Most writers read piles of articles and books they wished they’d written themselves. While envy almost always plays a niggling role, the reflection is more an exercise that both acknowledges a great idea and admires the writer’s follow-through in getting it published.
The book I wish I’d written is called “Twelve Recipes.” Cal Peternell, a chef who earned high praise during his 30 years at Alice Waters’ Chez Panisse, penned this cookbook, his first, in 2014, to teach his sons to cook well and intuitively at home. Peternell focuses on the core foods and dishes – from toast to cake – that he believes can equip the successful home cook.
Chapter 3 is all about beans. I turn to it often now that I’ve found a steady local supply of dried ones. While he acknowledges that several organic varieties of canned beans will do in a pinch, Peternell entices cooks to prepare a whole pot of dried beans as a creamier, more tender option. Put beans to soak as soon as you get home from the market, he advises.
“It will give you a feeling of accomplishment for the next 12 hours; no matter what else you’re doing, you’re also home cooking. You are a responsible, cleverly frugal, mature individual who knows what he wants for dinner tomorrow night and has the foresight to make it happen,” Peternell writes.

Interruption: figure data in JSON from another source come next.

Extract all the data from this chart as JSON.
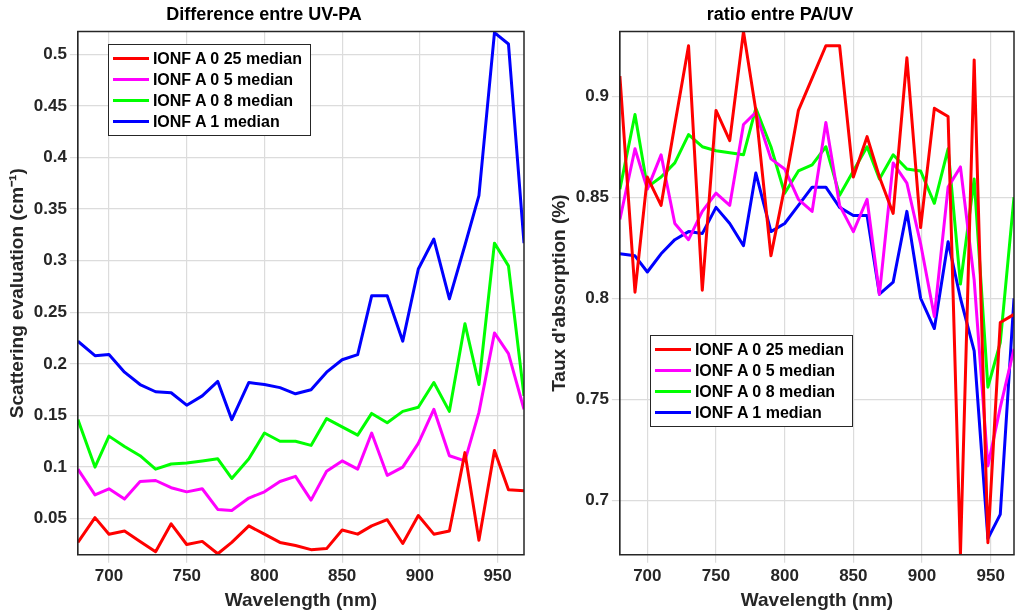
{
  "chart_data": [
    {
      "type": "line",
      "title": "Difference entre UV-PA",
      "xlabel": "Wavelength (nm)",
      "ylabel": "Scattering evaluation (cm⁻¹)",
      "x": [
        680,
        691,
        700,
        710,
        720,
        730,
        740,
        750,
        760,
        770,
        779,
        790,
        800,
        810,
        820,
        830,
        840,
        850,
        860,
        869,
        879,
        889,
        899,
        909,
        919,
        929,
        938,
        948,
        957,
        967
      ],
      "series": [
        {
          "name": "IONF A 0 25 median",
          "color": "#ff0000",
          "values": [
            0.027,
            0.051,
            0.035,
            0.038,
            0.028,
            0.018,
            0.045,
            0.025,
            0.028,
            0.016,
            0.027,
            0.043,
            0.035,
            0.027,
            0.024,
            0.02,
            0.021,
            0.039,
            0.035,
            0.043,
            0.049,
            0.026,
            0.053,
            0.035,
            0.038,
            0.114,
            0.029,
            0.116,
            0.078,
            0.077
          ]
        },
        {
          "name": "IONF A 0 5 median",
          "color": "#ff00ff",
          "values": [
            0.098,
            0.073,
            0.079,
            0.069,
            0.086,
            0.087,
            0.08,
            0.076,
            0.079,
            0.059,
            0.058,
            0.07,
            0.076,
            0.086,
            0.091,
            0.068,
            0.096,
            0.106,
            0.098,
            0.133,
            0.092,
            0.1,
            0.123,
            0.156,
            0.111,
            0.106,
            0.153,
            0.23,
            0.21,
            0.156
          ]
        },
        {
          "name": "IONF A 0 8 median",
          "color": "#00ff00",
          "values": [
            0.146,
            0.1,
            0.13,
            0.12,
            0.111,
            0.098,
            0.103,
            0.104,
            0.106,
            0.108,
            0.089,
            0.108,
            0.133,
            0.125,
            0.125,
            0.121,
            0.147,
            0.139,
            0.131,
            0.152,
            0.143,
            0.154,
            0.158,
            0.182,
            0.154,
            0.239,
            0.18,
            0.317,
            0.295,
            0.169
          ]
        },
        {
          "name": "IONF A 1 median",
          "color": "#0000ff",
          "values": [
            0.222,
            0.208,
            0.209,
            0.192,
            0.18,
            0.173,
            0.172,
            0.16,
            0.169,
            0.183,
            0.146,
            0.182,
            0.18,
            0.177,
            0.171,
            0.175,
            0.192,
            0.204,
            0.209,
            0.266,
            0.266,
            0.222,
            0.292,
            0.321,
            0.263,
            0.315,
            0.363,
            0.521,
            0.51,
            0.317
          ]
        }
      ],
      "xlim": [
        680,
        967
      ],
      "xticks": [
        700,
        750,
        800,
        850,
        900,
        950
      ],
      "ylim": [
        0.015,
        0.522
      ],
      "yticks": [
        0.05,
        0.1,
        0.15,
        0.2,
        0.25,
        0.3,
        0.35,
        0.4,
        0.45,
        0.5
      ],
      "grid": true,
      "legend": "top left"
    },
    {
      "type": "line",
      "title": "ratio entre PA/UV",
      "xlabel": "Wavelength (nm)",
      "ylabel": "Taux d'absorption (%)",
      "x": [
        680,
        691,
        700,
        710,
        720,
        730,
        740,
        750,
        760,
        770,
        779,
        790,
        800,
        810,
        820,
        830,
        840,
        850,
        860,
        869,
        879,
        889,
        899,
        909,
        919,
        928,
        938,
        948,
        957,
        967
      ],
      "series": [
        {
          "name": "IONF A 0 25 median",
          "color": "#ff0000",
          "values": [
            0.91,
            0.803,
            0.86,
            0.846,
            0.886,
            0.925,
            0.804,
            0.893,
            0.878,
            0.932,
            0.893,
            0.821,
            0.855,
            0.893,
            0.909,
            0.925,
            0.925,
            0.86,
            0.88,
            0.86,
            0.842,
            0.919,
            0.835,
            0.894,
            0.89,
            0.673,
            0.918,
            0.679,
            0.788,
            0.792
          ]
        },
        {
          "name": "IONF A 0 5 median",
          "color": "#ff00ff",
          "values": [
            0.839,
            0.874,
            0.854,
            0.871,
            0.837,
            0.829,
            0.843,
            0.852,
            0.846,
            0.886,
            0.892,
            0.869,
            0.864,
            0.849,
            0.843,
            0.887,
            0.846,
            0.833,
            0.849,
            0.802,
            0.867,
            0.857,
            0.827,
            0.791,
            0.855,
            0.865,
            0.809,
            0.717,
            0.746,
            0.775
          ]
        },
        {
          "name": "IONF A 0 8 median",
          "color": "#00ff00",
          "values": [
            0.854,
            0.891,
            0.855,
            0.86,
            0.867,
            0.881,
            0.875,
            0.873,
            0.872,
            0.871,
            0.894,
            0.875,
            0.852,
            0.863,
            0.866,
            0.875,
            0.851,
            0.863,
            0.875,
            0.859,
            0.871,
            0.864,
            0.863,
            0.847,
            0.874,
            0.807,
            0.859,
            0.756,
            0.778,
            0.85
          ]
        },
        {
          "name": "IONF A 1 median",
          "color": "#0000ff",
          "values": [
            0.822,
            0.821,
            0.813,
            0.822,
            0.829,
            0.833,
            0.832,
            0.845,
            0.837,
            0.826,
            0.862,
            0.833,
            0.837,
            0.846,
            0.855,
            0.855,
            0.845,
            0.841,
            0.841,
            0.802,
            0.808,
            0.843,
            0.8,
            0.785,
            0.828,
            0.8,
            0.774,
            0.681,
            0.693,
            0.8
          ]
        }
      ],
      "xlim": [
        680,
        967
      ],
      "xticks": [
        700,
        750,
        800,
        850,
        900,
        950
      ],
      "ylim": [
        0.673,
        0.932
      ],
      "yticks": [
        0.7,
        0.75,
        0.8,
        0.85,
        0.9
      ],
      "grid": true,
      "legend": "bottom left"
    }
  ]
}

“It’s therapy with a pulse.” While I enjoyed Peternell’s pun on the food group here, and follow his sage advice on food prep psychology, I am not always having a great time getting to the bottom of my weekly pot of beans (1 pound of dried beans yields 6 cups cooked) with only two eaters sitting around the table most days. To avoid the unspoken “Beans again?” query from my husband, I’ve started hiding them.
If you mash them with a fork, you can mix them into meatballs, tuna salad, salmon cakes, vegetable lasagnas and breakfast sandwiches, most of the time. Using cooked beans in concert with long simmered, but highly flavored, pork or chicken stews, both stresses the meatiness of the meal and stretches the dish should we be low on next-day lunch options.
But what hides the beans the best is my blender when I use it to make pureed soups.
No matter the primary ingredient of a pureed soup, it likely can accommodate a few beans. My favorite hidden bean concoctions so far this season include roasted tomato (read on for the recipe ); broccoli and stilton, and cream of mushroom. In my testing, soup recipes with a least 6 cups of liquid can accommodate 1/2 cup of beans without changing the ratio of other ingredients. If you’ve got more beans you want to use in this fashion, add an additional 1/2 cup liquid for every 1/2 cup beans you add to be pureed. Check for seasoning after adding the beans as their salt content will affect the soup.
The beans will also make the soup slightly starchy. I find this pleasingly rustic, but should you prefer creamier soup, add 6-8 whole, raw cashews to the mixture before blending it. The oils in the nuts will yield a creamy mouthfeel and no one will know where you’ve hidden the beans.
Hidden White Bean and Tomato Soup
Serves 4-6
2 teaspoons olive oil
1 small onion, finely chopped
1 carrot, peeled and finely chopped
1 celery stalk, finely chopped
1 garlic clove, peeled
2 cups cooked white beans, drained
6 cups vegetable broth
2 (15-ounce) cans roasted, diced tomatoes
1 sprig fresh rosemary
6-8 whole raw cashews (optional)
Salt and pepper
1/4 cup yogurt or sour cream, for serving
Heat a large pot on the stovetop over medium-high. Add the oil, then onions, carrots, celery and garlic. Cook, stirring often, until the onion is soft, about 5 minutes. Add the beans, broth, tomatoes and rosemary. Bring to a boil, then reduce heat to medium-low. Simmer, covered, until the vegetables are tender, about 20 minutes. Remove the rosemary sprig.
Transfer the mixture to a blender. Add the cashews if desired, and process until smooth. Taste the soup for seasoning. Ladle it hot into bowls and serve with a dollop of yogurt or sour cream.